There then follows the movie’s main accomplishment: the most prolonged, effects filled battle sequence yet in a Godzilla film. Godzilla, SpaceGodzilla, and MOGUERA clash in a nighttime, nightmarish landscape made of a surreal mingling of skyscrapers and SpaceGodzilla’s crystalline constructs. The conflict is almost entirely a “beam battle” with energy rays, twisting lighting strokes, missiles, and endless pyrotechnic explosions and showers of colored sparks. One might have wanted a little more physically confrontation and less of bulky monster suits standing around almost motionless, but it is still an amazing spectacle of tokusatsu (special effects) movie making.

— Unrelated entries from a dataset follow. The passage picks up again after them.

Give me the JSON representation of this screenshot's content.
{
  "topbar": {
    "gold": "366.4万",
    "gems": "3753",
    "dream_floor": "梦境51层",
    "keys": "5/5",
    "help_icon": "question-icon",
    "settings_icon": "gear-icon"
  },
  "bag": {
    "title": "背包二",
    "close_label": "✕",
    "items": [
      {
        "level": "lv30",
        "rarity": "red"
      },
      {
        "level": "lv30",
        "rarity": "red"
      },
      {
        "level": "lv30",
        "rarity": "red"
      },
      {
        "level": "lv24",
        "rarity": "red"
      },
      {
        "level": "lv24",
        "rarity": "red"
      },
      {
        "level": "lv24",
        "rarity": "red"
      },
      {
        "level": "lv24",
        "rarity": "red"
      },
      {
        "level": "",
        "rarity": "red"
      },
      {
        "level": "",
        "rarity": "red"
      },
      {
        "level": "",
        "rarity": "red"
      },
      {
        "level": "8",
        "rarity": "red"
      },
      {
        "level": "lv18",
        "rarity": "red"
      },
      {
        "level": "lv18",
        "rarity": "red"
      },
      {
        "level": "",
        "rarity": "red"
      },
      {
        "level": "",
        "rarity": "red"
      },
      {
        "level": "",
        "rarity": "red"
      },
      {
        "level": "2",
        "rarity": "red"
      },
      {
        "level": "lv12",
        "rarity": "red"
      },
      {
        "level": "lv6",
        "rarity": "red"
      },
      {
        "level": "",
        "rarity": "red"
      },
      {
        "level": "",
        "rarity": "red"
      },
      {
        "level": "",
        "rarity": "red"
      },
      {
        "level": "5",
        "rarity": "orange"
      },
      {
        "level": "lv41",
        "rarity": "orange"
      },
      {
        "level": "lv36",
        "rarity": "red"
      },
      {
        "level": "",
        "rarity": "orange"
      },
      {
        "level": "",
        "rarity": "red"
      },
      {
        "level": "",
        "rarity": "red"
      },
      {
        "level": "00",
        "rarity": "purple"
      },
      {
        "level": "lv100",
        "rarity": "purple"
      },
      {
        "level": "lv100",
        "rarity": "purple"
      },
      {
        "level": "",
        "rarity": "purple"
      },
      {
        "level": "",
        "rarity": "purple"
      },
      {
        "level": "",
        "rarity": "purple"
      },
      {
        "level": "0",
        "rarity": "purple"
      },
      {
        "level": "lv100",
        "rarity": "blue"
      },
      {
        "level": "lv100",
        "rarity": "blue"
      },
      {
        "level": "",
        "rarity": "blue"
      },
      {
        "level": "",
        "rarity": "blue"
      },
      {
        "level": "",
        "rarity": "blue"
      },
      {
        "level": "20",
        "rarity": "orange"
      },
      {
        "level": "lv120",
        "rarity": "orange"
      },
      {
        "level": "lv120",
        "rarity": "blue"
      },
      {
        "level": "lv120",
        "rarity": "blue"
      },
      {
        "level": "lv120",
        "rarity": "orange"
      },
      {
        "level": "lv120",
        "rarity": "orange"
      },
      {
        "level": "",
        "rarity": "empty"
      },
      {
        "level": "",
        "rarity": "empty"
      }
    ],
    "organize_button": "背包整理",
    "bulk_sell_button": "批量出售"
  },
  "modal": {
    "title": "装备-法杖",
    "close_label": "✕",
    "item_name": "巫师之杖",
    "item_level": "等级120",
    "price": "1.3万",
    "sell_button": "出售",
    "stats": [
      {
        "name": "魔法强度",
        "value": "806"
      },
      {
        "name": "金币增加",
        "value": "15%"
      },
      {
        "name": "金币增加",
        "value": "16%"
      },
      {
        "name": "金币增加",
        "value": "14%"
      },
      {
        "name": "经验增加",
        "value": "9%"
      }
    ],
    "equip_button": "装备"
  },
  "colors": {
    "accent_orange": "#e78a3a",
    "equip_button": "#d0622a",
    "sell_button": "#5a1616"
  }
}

To wrap up the plot, Yuki is eventually convinced that SpaceGodzilla is the real threat and that they need, as much as possible, to work together with Godzilla to defeat it. Which they do. Saegusa and Koji even manage to stop Yuki from sacrificing his own life. Everybody looks like they’ll live happily every after — with even Little Godzilla shown to be doing just find and learning to create an atomic ray blast. It’s still hard to accept that the characters think the maturing of a second Godzilla is in any way a good thing.

For two movies now, Godzilla has been portrayed as a protective, sympathetic character: a father. And it hasn’t been very interesting. You might notice an increase of snarky comments in these essays and accuse me of having too high expectations for such a silly genre. Godzilla movies though have shown that they can be more, do more, and be more effective narratives. Godzilla vs King Ghidorah was an out of control mess, but had things to say and questions it wanted you to think about. The Heisei series has only one more film in it, Godzilla vs Destoroyah. I might be disenchanted with the whole kaiju genre, if I didn’t know what it tried to do in the next sequence of Godzilla films, the so-called “Millennium Series” starting with Godzilla 2000. Or for that matter, what was going on at this same time over at Toei Studios, where their reboot of Gamera was taking the giant monster film to new places and new levels of art and creativity — and of the horror and awe that 50 meter fire-breathing monsters ought to inspire.